Reads a dataset from Dataiku's Data Science Studio

dkuReadDataset(name, partitions = NULL, samplingMethod = c("full", "fixed",
  "head", "ratio"), columns = NULL, nbRows = NULL, ratio = NULL,
  convertEmptyStrings = TRUE, colClasses = NA,
  inferColClassesFromData = TRUE, na.strings = "NA")

Arguments

name

name of dataset

partitions

character vector of partitions to load

samplingMethod

the sampling method to use, if necessary

columns

a character vector of columns to read from dataset

nbRows

An integer. The number of rounds used for sampling

ratio

A numeric. The probability used for sampling each row. 0 < ratio < 1.

convertEmptyStrings

Whether to convert empty strings to NAs

colClasses

Manually-specified column classes. Default is to infer from dataset schema.

inferColClassesFromData

If colClasses is not specified, infer column classes from data instead of dataset schema.

na.strings

Optional list of strings to convert to NAs. Default is "NA".

Value

A data.frame with the requested data

Details

Users can specify which partitions and columns to load, as well as a sampling scheme if the dataset is too large to fit into memory.

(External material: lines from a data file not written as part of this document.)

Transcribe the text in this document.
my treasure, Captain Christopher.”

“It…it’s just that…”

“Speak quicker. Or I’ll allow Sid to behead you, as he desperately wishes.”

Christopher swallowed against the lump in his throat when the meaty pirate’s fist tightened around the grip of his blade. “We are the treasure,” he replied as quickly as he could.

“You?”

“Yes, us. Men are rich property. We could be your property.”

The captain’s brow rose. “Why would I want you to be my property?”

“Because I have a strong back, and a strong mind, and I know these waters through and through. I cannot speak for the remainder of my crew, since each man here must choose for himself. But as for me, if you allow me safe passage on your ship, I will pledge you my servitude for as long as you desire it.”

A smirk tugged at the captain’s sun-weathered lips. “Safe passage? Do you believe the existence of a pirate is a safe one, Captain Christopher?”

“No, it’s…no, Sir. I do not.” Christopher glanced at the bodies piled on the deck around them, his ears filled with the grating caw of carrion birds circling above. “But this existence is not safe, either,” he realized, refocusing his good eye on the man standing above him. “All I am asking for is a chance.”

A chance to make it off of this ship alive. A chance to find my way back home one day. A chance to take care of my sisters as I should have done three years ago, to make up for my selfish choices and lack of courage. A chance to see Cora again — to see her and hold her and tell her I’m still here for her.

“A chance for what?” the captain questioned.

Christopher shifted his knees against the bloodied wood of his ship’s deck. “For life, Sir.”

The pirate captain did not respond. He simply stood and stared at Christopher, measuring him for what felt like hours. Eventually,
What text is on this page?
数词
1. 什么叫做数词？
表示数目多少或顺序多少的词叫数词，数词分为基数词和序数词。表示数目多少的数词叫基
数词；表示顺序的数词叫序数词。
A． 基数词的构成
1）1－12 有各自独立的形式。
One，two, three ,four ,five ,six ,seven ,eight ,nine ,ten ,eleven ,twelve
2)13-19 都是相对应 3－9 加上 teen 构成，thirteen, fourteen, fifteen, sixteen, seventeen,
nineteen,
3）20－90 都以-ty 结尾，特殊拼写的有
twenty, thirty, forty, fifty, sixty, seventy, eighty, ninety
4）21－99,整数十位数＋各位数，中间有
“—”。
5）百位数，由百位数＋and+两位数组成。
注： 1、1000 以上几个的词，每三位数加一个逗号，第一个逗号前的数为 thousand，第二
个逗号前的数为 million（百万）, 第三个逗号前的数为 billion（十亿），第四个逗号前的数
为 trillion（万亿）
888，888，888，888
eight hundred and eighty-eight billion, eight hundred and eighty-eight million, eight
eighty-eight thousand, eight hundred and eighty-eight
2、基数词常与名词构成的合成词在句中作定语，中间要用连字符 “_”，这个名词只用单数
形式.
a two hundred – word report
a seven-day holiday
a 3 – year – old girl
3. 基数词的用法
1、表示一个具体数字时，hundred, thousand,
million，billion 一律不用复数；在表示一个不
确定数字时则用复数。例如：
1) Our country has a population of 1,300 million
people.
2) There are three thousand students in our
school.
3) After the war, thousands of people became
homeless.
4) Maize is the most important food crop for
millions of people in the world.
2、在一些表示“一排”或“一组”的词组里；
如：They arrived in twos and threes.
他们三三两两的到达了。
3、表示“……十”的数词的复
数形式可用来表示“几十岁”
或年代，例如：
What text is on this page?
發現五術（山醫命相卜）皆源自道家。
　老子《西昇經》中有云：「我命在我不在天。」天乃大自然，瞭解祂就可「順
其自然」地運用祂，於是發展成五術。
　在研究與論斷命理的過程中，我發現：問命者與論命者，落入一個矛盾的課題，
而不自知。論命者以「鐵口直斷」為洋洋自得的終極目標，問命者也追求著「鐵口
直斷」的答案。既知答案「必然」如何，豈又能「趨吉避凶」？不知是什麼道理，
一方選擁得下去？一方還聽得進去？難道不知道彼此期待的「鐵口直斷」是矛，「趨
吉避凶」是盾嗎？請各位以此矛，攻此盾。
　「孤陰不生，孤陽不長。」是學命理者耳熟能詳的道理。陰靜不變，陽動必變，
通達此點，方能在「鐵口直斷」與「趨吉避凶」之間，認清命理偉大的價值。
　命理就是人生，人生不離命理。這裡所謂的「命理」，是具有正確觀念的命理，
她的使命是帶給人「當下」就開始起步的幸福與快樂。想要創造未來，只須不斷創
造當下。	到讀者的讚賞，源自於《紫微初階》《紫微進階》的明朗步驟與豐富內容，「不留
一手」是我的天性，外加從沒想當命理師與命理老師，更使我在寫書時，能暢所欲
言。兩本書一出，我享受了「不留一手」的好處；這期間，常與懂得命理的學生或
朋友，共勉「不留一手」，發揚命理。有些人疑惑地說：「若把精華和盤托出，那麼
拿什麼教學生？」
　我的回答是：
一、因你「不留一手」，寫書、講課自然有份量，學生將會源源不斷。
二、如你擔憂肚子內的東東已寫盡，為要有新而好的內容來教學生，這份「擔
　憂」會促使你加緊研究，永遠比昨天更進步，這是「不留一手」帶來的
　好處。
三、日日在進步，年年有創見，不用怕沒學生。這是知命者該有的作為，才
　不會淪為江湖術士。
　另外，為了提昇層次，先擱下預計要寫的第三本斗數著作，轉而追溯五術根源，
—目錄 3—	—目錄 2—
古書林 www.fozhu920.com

Possible sampling schemes are fixed sampling, where a set number of rows are randomly chosen from the dataset; head sampling, where the first *n* rows are sampled from the dataset; and ratio sampling, where rows are included randomly with a probability.

Examples

# NOT RUN {
d = dkuReadDataset("iris")

# read in two columns
d = dkuReadDataset("iris", columns=c("Sepal.Length", "Sepal.Width"))

# explicitly set colClasses
d = dkuReadDataset("iris", colClasses=c("numeric", "numeric", "numeric", "numeric", "character"))

# fixed sampling -- read 100 random rows from the iris dataset
d = dkuReadDataset("iris", samplingMethod="fixed", nbRows=100)

# head sampling -- read the first 100 rows from the iris dataset
d = dkuReadDataset("iris", samplingMethod="head", nbRows=100)

# ratio sampling -- read 30% of the rows (chosen randomly) from the iris dataset
d = dkuReadDataset("iris", samplingMethod="ratio", ratio=0.3)
# }